Why I chose D over Ada and Eiffel

Ramon spam at thanks.no
Fri Aug 23 06:35:19 PDT 2013


On Friday, 23 August 2013 at 07:15:49 UTC, Gour wrote:
> On Mon, 19 Aug 2013 22:18:04 +0200
> "Ramon" <spam at thanks.no> wrote:
>
>> Sorry, this is a long and big post. But then, so too is my way 
>> that led me here; long, big, troublesome. And I thought that 
>> my (probably not everyday) set of needs and experiences might 
>> be interesting or useful for some others, too.
>
> Thank you very much for this post.
>
> I was considering to use D for quite some time for 
> multi-platform gui
> project, but was not satisfied with the state of its GUI 
> bindings (only
> gtkd although someone was working on wx bindings, but, afaik, 
> nothing
> happened) as well as non-stability of the language itself.
>
> That led me to research and try some other languages, starting 
> with
> OCaml, then explored .NET/Mono platform and languages like F# 
> (even
> Cobra).
>
> On the other end of the spectrum I've tried some obscure ones 
> like
> Nimrod and finally considered Ada as the most robust/safe 
> option with
> decent options for GUI (GTK & Qt).
>
> Your post and another thread 'DQuick a GUI Library (prototype)' 
> makes me
> optimistic that it would be possible to use D as the 'general
> programming language' sutiable for writing GUI apps as well.

Now, careful, Gour

What I wrote was written with close to zero D experience and
largely based on spec, gut feeling (W. Bright implements
languages since 2+ decades and says straightout that he
approached from a pragmatic view; which in my book counts as a
bik +) and some logical verification.
And it was said from someone who wants at least a large part of
Eiffels goodness in a more C/C++ way and look and feel and
practical useability.

So, this might be pretty far away from what you consider
reasonable, important, etc.

Yes, I think that D lends itself very well to GUI programming
and, more importantly (to me) it's one of the *very* few
languages in which a useful, professional and soundly designed
GUI lib could be implemented with adequate and reasonable efforts.
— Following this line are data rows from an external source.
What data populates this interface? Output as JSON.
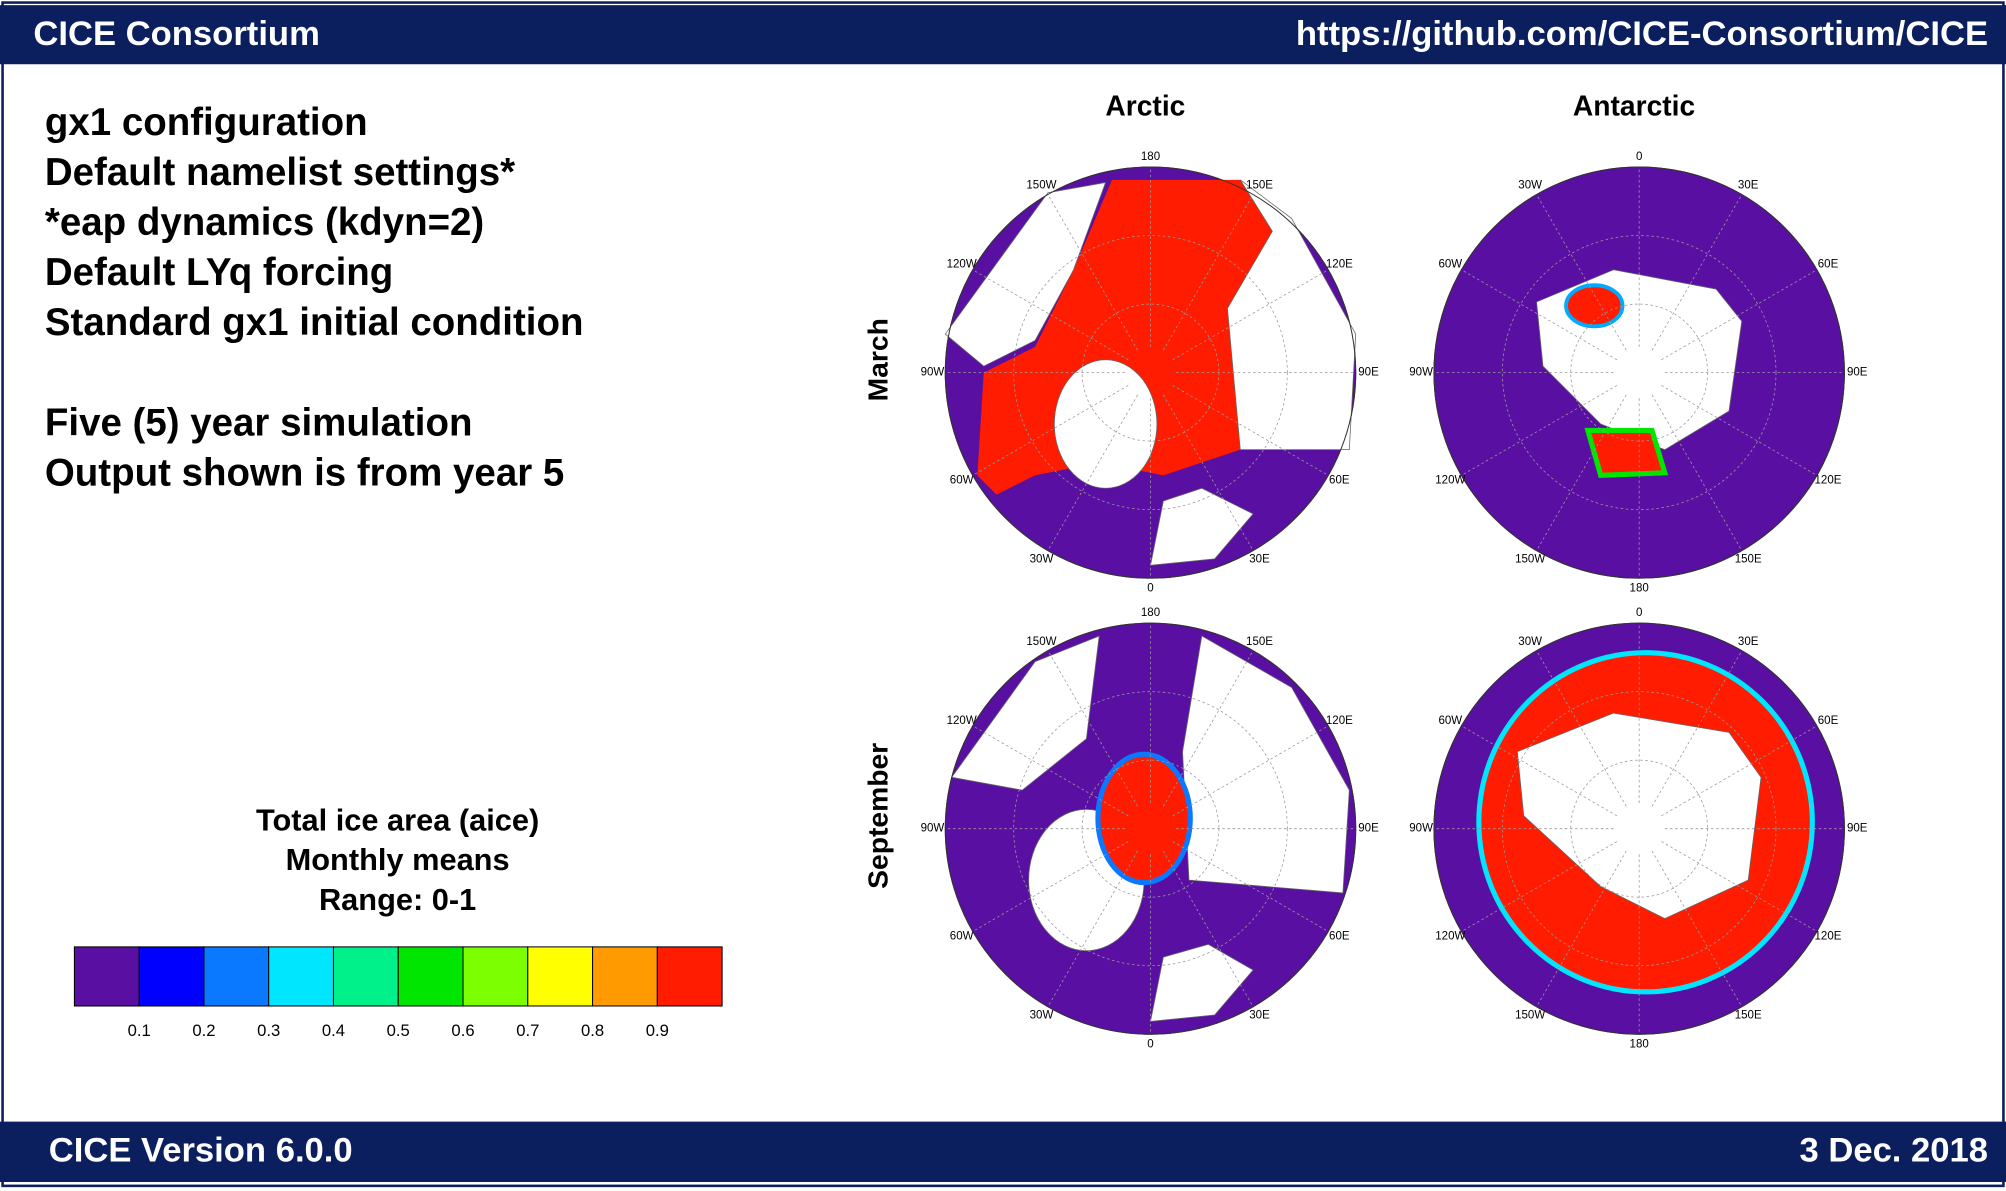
{
  "header": {
    "title": "CICE Consortium",
    "url": "https://github.com/CICE-Consortium/CICE"
  },
  "description": {
    "lines": [
      "gx1 configuration",
      "Default namelist settings*",
      "*eap dynamics (kdyn=2)",
      "Default LYq forcing",
      "Standard gx1 initial condition"
    ],
    "simulation": [
      "Five (5) year simulation",
      "Output shown is from year 5"
    ]
  },
  "maps": {
    "columns": [
      "Arctic",
      "Antarctic"
    ],
    "rows": [
      "March",
      "September"
    ],
    "longitude_labels": [
      [
        "180",
        "150E",
        "120E",
        "90E",
        "60E",
        "30E",
        "0",
        "30W",
        "60W",
        "90W",
        "120W",
        "150W"
      ],
      [
        "0",
        "30E",
        "60E",
        "90E",
        "120E",
        "150E",
        "180",
        "150W",
        "120W",
        "90W",
        "60W",
        "30W"
      ]
    ]
  },
  "legend": {
    "title": [
      "Total ice area (aice)",
      "Monthly means",
      "Range: 0-1"
    ],
    "colors": [
      "#5a0fa3",
      "#0000ff",
      "#0a78ff",
      "#00e6ff",
      "#00f08a",
      "#00e600",
      "#7cff00",
      "#ffff00",
      "#ff9a00",
      "#ff1c00"
    ],
    "labels": [
      "0.1",
      "0.2",
      "0.3",
      "0.4",
      "0.5",
      "0.6",
      "0.7",
      "0.8",
      "0.9"
    ]
  },
  "footer": {
    "version": "CICE Version 6.0.0",
    "date": "3 Dec. 2018"
  }
}
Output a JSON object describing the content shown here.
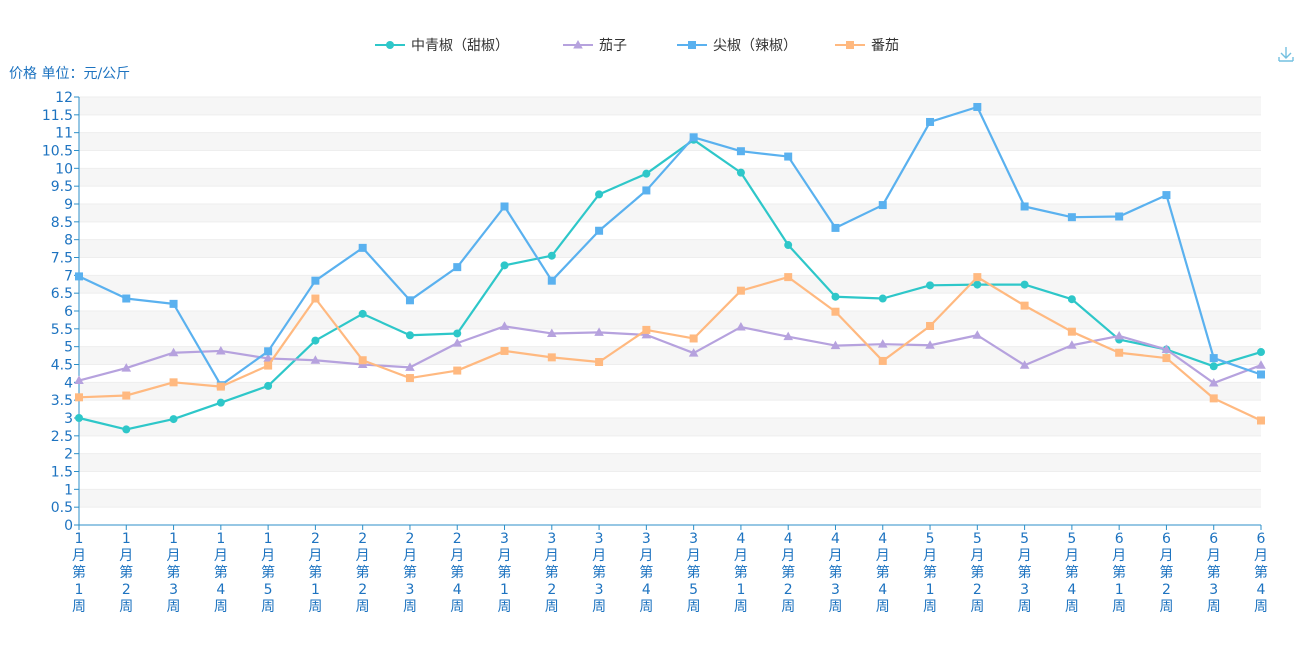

A warning though (and one I tried to get written in red permanent
marker like letters in my own head) when studying D somewhat more
(along the D book): Don't underestimate D! One might be led to
look at it as some kind of "easier C++ and better done"; it is
not. Or, more correctly, It is way more than that and offers a
lot of freedom paradigmwise.

If GUI is very important to you it might also be useful to look
at a small GUI (like lus'a IUP) and tinker along the lines of how
this would, could, and should be done in D and at how it was
actually done e.g. with the gtk binding.